One fine day in the spring of 1997-8 or so, I was hiking out of Trough Springs Canyon. I had made the trip to the creek in the bottom, taken my weekly shower in the rarity of flowing water in the otherwise dry desert, and was walking up the thousand feet of elevation gain to my truck back at the trailhead. The past week or two had been spent in solitary retreat, fasting and reading, sitting in the desert’s immense silence. The exercise of hiking provided a break in the routine; I was in good spirits as I trudged up the narrow canyon through the large rocks.
The end of the ridge I would soon be walking on came into view above and to my left. From the perspective of being down below the sheer cliffs it took on the appearance of a peak, a glimmering tower of red sandstone set against a stark blue desert sky. I couldn’t stop looking up at it; it began to capture my attention in a strange way. After a few glances, I stopped at a switchback and turned towards it, and was hit with a beauty I have rarely seen. The peak hadn’t changed, but in that instant something in me was open and unguarded, and I couldn’t turn my head from the view. I gazed in awe at the rock, and could not believe it to be so maddeningly beautiful.
The view had somehow opened me up.
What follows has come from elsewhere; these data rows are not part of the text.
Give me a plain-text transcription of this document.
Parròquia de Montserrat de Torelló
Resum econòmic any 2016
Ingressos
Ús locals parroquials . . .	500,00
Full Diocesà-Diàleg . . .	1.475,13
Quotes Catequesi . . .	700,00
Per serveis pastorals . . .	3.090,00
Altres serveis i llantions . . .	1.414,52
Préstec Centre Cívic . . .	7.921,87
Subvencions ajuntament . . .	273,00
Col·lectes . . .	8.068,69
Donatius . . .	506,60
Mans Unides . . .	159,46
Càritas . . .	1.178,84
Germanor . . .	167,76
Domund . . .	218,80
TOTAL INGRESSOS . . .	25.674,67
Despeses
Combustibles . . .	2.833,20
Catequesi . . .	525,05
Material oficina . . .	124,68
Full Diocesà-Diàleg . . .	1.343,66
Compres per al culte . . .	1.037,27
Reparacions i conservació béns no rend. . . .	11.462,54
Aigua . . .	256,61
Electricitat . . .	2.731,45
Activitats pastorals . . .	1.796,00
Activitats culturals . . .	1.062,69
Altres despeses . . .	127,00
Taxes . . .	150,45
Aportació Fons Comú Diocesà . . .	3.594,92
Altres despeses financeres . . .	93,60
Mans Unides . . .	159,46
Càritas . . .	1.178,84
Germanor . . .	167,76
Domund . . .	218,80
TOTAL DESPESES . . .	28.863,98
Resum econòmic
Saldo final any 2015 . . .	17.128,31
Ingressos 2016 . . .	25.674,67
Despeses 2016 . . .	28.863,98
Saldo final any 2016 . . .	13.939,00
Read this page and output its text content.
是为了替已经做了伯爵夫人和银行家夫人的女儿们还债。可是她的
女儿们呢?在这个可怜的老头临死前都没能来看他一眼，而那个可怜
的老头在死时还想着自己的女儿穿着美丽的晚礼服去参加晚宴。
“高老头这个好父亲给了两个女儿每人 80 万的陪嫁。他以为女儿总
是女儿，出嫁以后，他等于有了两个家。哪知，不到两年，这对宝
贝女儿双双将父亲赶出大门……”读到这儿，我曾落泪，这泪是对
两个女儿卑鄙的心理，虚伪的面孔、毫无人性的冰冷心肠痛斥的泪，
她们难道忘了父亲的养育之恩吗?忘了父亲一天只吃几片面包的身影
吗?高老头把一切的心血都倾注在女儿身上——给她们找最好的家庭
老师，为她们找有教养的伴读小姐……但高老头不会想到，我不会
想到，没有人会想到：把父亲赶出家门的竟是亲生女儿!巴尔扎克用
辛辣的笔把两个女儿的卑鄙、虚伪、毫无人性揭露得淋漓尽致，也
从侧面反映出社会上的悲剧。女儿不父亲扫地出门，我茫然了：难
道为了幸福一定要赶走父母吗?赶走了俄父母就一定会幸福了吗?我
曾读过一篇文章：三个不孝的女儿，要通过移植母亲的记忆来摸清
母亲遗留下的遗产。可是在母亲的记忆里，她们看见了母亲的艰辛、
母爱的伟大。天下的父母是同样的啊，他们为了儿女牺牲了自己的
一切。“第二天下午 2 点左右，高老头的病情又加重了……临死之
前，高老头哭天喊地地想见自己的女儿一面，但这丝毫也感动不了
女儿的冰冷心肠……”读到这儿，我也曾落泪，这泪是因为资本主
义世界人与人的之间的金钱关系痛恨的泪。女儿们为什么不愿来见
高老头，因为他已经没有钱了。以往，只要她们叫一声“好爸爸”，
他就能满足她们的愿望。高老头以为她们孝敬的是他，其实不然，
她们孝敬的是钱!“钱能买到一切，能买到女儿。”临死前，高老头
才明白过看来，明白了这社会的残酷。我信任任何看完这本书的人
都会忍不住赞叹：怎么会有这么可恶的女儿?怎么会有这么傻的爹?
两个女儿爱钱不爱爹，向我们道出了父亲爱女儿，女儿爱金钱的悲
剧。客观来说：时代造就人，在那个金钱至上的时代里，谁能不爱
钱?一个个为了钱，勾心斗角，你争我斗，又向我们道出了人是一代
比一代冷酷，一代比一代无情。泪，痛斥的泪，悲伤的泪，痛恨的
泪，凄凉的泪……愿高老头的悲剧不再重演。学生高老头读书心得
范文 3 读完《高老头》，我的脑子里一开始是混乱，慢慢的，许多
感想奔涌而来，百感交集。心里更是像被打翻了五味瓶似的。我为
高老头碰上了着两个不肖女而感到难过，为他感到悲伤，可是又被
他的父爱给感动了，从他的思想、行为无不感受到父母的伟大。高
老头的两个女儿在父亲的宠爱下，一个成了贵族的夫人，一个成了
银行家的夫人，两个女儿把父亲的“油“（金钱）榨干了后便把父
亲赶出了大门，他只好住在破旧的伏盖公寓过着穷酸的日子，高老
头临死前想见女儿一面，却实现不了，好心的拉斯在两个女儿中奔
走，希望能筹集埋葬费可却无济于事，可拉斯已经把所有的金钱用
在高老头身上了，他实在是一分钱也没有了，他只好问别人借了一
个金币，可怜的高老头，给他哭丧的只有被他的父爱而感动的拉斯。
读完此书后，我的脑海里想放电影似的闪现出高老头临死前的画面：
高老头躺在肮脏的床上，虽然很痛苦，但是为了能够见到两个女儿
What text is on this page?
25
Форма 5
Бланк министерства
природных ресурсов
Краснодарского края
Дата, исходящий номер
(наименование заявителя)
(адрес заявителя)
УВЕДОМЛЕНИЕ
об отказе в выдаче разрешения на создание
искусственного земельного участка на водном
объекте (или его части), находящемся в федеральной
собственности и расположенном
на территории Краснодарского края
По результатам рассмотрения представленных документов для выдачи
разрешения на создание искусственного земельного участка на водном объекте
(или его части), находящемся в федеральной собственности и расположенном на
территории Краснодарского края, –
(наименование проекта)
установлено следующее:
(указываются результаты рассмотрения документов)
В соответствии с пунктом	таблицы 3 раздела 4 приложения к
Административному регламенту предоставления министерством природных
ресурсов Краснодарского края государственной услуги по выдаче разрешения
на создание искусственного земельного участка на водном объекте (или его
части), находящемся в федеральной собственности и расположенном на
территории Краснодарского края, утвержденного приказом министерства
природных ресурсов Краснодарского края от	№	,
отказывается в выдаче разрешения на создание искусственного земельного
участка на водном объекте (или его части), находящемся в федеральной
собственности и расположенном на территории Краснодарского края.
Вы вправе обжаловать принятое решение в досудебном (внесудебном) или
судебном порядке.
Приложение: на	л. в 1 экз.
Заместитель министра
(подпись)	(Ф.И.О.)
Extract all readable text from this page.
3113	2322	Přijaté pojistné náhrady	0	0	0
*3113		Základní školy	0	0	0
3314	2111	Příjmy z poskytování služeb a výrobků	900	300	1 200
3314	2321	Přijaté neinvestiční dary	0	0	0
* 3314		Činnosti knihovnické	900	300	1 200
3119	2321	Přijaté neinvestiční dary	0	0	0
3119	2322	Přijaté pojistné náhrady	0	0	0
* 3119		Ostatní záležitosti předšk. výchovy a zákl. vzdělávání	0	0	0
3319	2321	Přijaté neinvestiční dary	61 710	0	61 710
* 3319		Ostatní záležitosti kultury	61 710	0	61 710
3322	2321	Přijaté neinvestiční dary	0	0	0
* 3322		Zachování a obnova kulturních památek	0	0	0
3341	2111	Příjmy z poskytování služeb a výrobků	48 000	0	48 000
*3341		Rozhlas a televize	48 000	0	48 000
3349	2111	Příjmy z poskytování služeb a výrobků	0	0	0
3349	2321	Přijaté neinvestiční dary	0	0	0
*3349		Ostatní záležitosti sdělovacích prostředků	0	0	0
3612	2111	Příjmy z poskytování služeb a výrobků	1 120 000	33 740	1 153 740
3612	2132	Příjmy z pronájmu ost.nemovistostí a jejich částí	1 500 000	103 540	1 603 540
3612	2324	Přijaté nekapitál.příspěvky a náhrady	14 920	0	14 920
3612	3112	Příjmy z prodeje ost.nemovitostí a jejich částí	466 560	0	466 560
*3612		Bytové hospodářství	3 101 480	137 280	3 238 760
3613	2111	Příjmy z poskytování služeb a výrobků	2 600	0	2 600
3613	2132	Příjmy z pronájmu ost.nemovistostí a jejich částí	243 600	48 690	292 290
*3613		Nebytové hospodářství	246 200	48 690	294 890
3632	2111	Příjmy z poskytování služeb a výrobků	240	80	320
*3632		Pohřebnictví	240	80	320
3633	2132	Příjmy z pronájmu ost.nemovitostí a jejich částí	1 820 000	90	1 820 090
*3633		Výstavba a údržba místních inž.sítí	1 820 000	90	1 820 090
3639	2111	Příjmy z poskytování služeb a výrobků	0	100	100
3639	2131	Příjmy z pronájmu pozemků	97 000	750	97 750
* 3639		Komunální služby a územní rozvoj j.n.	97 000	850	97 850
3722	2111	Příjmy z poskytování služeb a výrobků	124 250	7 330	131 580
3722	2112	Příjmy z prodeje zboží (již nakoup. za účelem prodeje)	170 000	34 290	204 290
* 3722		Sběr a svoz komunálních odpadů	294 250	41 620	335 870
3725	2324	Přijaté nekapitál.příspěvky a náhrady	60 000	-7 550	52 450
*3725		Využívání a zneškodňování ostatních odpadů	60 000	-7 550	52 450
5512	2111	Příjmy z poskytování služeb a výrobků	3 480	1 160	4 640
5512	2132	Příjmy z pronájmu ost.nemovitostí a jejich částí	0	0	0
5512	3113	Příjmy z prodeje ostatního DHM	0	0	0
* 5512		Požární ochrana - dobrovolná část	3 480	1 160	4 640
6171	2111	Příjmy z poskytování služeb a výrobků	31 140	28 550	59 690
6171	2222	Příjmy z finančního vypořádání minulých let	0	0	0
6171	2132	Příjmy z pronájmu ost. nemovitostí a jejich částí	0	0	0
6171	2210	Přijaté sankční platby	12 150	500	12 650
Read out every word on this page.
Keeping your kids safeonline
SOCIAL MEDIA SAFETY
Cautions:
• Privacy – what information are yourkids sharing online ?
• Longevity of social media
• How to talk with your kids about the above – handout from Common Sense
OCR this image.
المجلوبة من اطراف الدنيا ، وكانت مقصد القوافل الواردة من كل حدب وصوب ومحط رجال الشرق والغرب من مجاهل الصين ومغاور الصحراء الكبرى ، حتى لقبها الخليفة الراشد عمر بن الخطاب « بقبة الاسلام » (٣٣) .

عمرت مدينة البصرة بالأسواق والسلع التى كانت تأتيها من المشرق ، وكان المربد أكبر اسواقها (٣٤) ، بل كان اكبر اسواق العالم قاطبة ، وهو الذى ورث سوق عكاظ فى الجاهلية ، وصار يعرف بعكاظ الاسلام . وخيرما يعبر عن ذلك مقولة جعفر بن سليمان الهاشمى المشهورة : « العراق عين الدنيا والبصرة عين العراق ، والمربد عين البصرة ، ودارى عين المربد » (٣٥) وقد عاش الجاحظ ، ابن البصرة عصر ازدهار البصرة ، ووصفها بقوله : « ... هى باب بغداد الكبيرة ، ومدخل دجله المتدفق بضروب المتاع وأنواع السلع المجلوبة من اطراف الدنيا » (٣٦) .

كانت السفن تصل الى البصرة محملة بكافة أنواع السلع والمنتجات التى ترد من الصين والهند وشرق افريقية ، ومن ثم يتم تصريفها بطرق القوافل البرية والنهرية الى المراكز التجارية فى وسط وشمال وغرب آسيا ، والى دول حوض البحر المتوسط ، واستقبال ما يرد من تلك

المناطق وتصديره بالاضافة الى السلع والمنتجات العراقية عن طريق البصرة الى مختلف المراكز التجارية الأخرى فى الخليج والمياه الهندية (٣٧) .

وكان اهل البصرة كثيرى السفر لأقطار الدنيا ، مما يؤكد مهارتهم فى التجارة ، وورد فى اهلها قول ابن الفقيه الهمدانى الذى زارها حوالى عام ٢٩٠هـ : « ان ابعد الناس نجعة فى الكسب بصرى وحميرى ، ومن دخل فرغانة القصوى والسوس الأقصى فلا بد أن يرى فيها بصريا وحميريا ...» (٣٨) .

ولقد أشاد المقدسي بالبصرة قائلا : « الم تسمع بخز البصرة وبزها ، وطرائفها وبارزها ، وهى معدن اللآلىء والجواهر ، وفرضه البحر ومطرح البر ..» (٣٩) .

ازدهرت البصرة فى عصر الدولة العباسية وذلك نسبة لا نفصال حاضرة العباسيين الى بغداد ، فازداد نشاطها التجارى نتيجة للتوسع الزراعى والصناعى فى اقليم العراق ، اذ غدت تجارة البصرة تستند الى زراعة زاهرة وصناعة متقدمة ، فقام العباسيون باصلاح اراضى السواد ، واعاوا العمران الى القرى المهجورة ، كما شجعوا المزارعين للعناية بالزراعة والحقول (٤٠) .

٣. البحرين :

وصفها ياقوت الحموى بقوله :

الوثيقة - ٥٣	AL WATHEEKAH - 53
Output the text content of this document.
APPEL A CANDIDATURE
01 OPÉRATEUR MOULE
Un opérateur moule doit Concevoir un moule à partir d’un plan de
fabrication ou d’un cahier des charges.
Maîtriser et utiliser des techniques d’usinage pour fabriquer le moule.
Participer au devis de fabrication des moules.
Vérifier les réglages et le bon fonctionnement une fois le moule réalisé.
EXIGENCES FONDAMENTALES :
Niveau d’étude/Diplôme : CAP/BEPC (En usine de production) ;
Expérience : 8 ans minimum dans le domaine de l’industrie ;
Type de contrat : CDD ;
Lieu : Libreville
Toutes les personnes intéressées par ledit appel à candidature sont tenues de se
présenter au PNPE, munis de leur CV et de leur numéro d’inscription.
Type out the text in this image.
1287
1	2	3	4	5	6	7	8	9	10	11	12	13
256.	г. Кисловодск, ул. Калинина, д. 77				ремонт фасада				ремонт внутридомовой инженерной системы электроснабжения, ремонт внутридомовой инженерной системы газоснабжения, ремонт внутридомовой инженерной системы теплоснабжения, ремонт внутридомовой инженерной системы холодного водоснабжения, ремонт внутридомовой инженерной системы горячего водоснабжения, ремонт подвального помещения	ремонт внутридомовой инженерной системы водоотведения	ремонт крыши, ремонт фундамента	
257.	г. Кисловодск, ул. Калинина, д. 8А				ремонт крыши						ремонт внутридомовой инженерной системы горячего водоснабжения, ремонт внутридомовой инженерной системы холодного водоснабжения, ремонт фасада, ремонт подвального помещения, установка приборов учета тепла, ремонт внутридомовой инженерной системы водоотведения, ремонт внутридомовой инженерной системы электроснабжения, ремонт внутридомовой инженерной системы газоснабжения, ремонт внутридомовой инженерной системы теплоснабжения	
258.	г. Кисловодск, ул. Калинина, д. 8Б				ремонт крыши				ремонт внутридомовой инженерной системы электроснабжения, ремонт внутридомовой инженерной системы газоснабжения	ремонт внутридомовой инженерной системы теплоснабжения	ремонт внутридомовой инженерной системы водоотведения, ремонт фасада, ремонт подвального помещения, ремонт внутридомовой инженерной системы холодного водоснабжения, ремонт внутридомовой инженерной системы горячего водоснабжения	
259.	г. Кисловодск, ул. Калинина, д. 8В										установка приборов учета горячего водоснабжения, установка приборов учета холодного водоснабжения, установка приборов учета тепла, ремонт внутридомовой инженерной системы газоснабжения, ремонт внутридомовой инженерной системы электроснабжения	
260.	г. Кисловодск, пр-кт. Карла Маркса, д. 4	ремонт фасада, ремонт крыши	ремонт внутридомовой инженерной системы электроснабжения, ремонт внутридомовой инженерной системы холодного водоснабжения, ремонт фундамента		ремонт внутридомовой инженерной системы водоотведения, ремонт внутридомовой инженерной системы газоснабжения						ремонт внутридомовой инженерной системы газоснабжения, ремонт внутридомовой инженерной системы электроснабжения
I don’t want to sound too poetic, or grandiose, but that’s what happened. My heart began to ache, both figuratively and physically. My chest was in agony, and I thought of William Blake’s words, “…portions of eternity too great for the eye of man.” I could not hold the beauty, it was too much for my heart to bear. So it broke.
I do not wish you to think I’m exaggerating. It happened so fast and unannounced that I had no time to stop it, something I probably would have done if I could have. But the process had begun, and all I could do was drop to my knees on the rocky trail and weep. I had wept tears before: when my father died and I realized what his life had been like, for him. And when my dreams of the secluded life on the Zen Master’s ashram had been dashed from a good dose of reality. But this time it was somehow different. I was not weeping for the loss of something, or from the shock of hitherto unseen truths; I was simply allowing the beauty of my own true existence, reflected in the desert peak, to become apparent and real. I could now accept it, even though my mind could not believe it.
My heart had been opened, and in an unselfish manner. There was no loss of a loved one, or dashed hopes, but simply the seeing of things objectively, letting the beauty come through before it could be washed clean of its power by the reasoning mind. It flowed through unhindered, unabashed, and unexpected. I no longer had a need to filter perception; to keep my heart safe and secluded from its own treasures. I began to weep not only for the impossible view before me, but at my own heart’s opening. It was free, free of the tight bonds of reason and practicality. Free of the ‘shoulds’, the rules, the restraints. Not free to ‘do what it wants’, to indulge in the childish fantasies of teenage youth, but free to simply be, without correction.
Every time I hike that trail I try to capture with my camera the beauty of what I’ve come to call Heartbreak Peak. The photographs are pale copies, some better, some worse, but the view itself is still astounding. What hits me when I now re-visit that lonely canyon isn’t as much memory, but gratitude. Gratitude that something opened a crack in my heart to let in Grace and Love. That spontaneous breaking of the prison wall that was keeping me locked up as well as secure, allowed the higher part of me to make contact. It forged a connection from the low to the high, from the mundane to the eternal. I can now walk that trail, I try to visit it every year or two, and sing praises to my Self. I was rescued and delivered from the ‘secure’ unconsciousness of a buried heart, to blindingly clear Light and Love.
Now that I’ve had a few years to dwell on the above event, it’s become clearer to me what happened, and why it’s so important for anyone on the spiritual path. My Zen teacher used to take those who could make the trip, to the east coast seashore in hopes of catching that Beauty through a sunrise over the ocean. He had seen before what an effect this could have on the heart, if the person was ready. Maurice Nicoll wrote of Beauty and the Puer Aeternus, how the eternal child is our intermediary between the mundane and the divine, and how Beauty can be a door through which we allow the divine to make contact. Before the above event, the trip to the seashore and the words of the wise were only theories with which I had no real relationship.
If you have the chance to allow Beauty to break you, whether through a sunset, the eyes of a child, or a desert peak, don’t fear. It may seem you’re losing control and it’s too much to bear, and it is. But don’t be afraid, for if you follow Beauty and Love within to your own heart, the Infinite may become your Home.